Abbott: In 2006 when our founder, George Springsteen passed away, Kim Springsteen-Abbott became our sole shareholder. Kim had the vision to take our business to new heights. In 2008, we applied for certification as a women owned diversity supplier with the Women’s Business Enterprise National Council (WBENC). Kim has become quite active in the WBENC, recently serving as a member of the host committee for the 2014 National Convention and Business Fair in Philadelphia. That certification enables us to provide Tier 1 diversity to our lessees. This gives us the ability to compete with much larger players who may have superior resources. It doesn’t level the playing field by any means, but it does give us an opportunity to compete. As a direct result of this certification, we have gone from being a purchaser of lease paper to a direct origination model. Today we directly originate over 90% of our annual lease volume.
Equipment Finance Advisor: How has the market changed post-recession for a niche player such as Commonwealth Capital?
Abbott: The market has changed in many ways, but the key to survival for us was being a consistent source of capital in an uncertain market. The second key was to establish and maintain a high level of service for our lessees. We get many compliments on our contracts team, our lease relations people, and our A/R group. We make sure that vendors get paid promptly. We opened our own dedicated return facility to provide timely and accurate audits. That fosters relationships that last and leads to repeat business. As a result our leasing business has grown post-recession and we believe that we have built a sustainable model for the future.

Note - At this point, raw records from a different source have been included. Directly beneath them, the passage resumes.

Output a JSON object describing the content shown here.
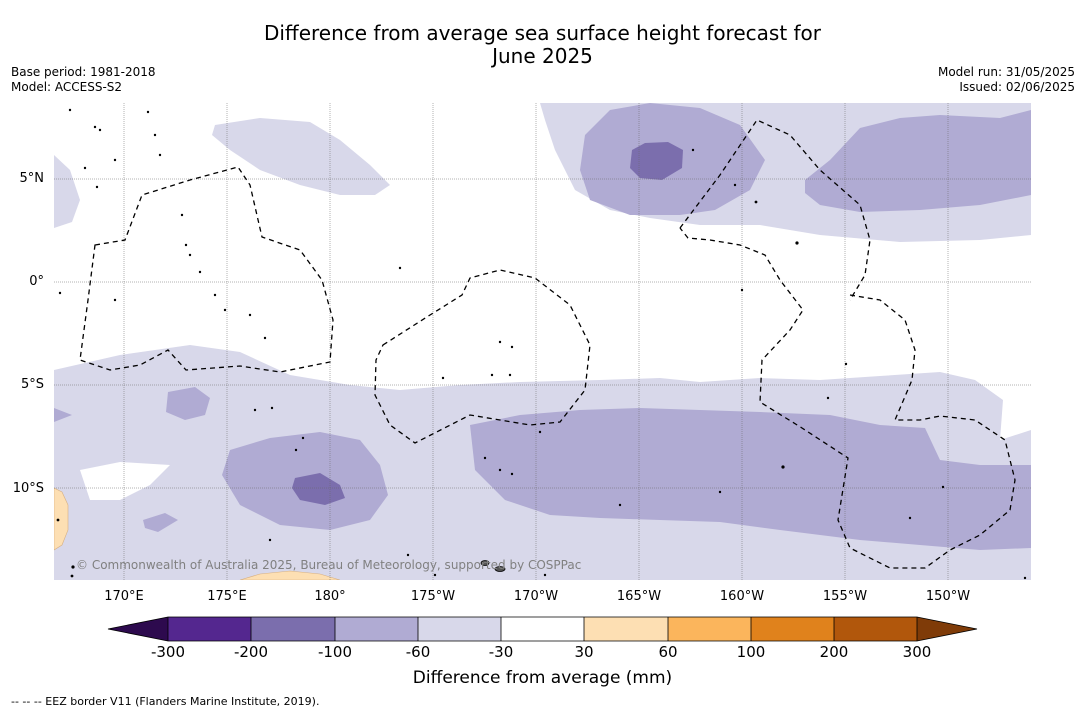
{
  "title_line1": "Difference from average sea surface height forecast for",
  "title_line2": "June 2025",
  "meta": {
    "base_period": "Base period: 1981-2018",
    "model": "Model: ACCESS-S2",
    "model_run": "Model run: 31/05/2025",
    "issued": "Issued: 02/06/2025"
  },
  "lat_labels": [
    "5°N",
    "0°",
    "5°S",
    "10°S"
  ],
  "lon_labels": [
    "170°E",
    "175°E",
    "180°",
    "175°W",
    "170°W",
    "165°W",
    "160°W",
    "155°W",
    "150°W"
  ],
  "colorbar": {
    "title": "Difference from average (mm)",
    "ticks": [
      "-300",
      "-200",
      "-100",
      "-60",
      "-30",
      "30",
      "60",
      "100",
      "200",
      "300"
    ],
    "colors": {
      "below_min": "#2d0a4e",
      "b_-300_-200": "#54278f",
      "b_-200_-100": "#7b6ead",
      "b_-100_-60": "#b0abd3",
      "b_-60_-30": "#d8d8ea",
      "b_-30_30": "#ffffff",
      "b_30_60": "#fddfb3",
      "b_60_100": "#fbb55c",
      "b_100_200": "#e0821c",
      "b_200_300": "#b1570c",
      "above_max": "#7f3b08"
    }
  },
  "copyright": "© Commonwealth of Australia 2025, Bureau of Meteorology, supported by COSPPac",
  "footnote": "--  --  -- EEZ border V11 (Flanders Marine Institute, 2019)."
}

Equipment Finance Advisor: What is your posture with regard to residual rates in comparison to a bank’s in providing FMV deals? Can you take higher residuals since you aren’t regulated in the same way? How does this impact your competitiveness?
Abbott: While we are not regulated in the same way as a bank, we are responsible to our investors and to the business model spelled out in our offerings. It’s fair to say that we have a conservative model, not only with regard to residual positions, but quality lessees, credit standards, equipment type, diversification requirements and more. When we have an opportunity to bid that we like, we compete effectively, but we will never consistently be the most aggressive bidder. We pick our spots. Our annual requirements for lease volume are very small compared to a bank’s and we can afford to be more selective in the leases we choose to go after.
Equipment Finance Advisor: In closing, is there anything more you would like our readers to know?
Abbott: We’ve been in business for 36 years now. Our founder, George, started out as a one-man leasing company and today we have close to 60 employees. The only constant in the leasing industry, like life, is change and we’ve all had to stay on our toes and constantly adjust in order to survive. I’ve spent my life in the leasing industry and I’ve thoroughly enjoyed our business, its many challenges and rewards. It’s been a great ride for me over the last 16 years at Commonwealth and I look forward to a bright future.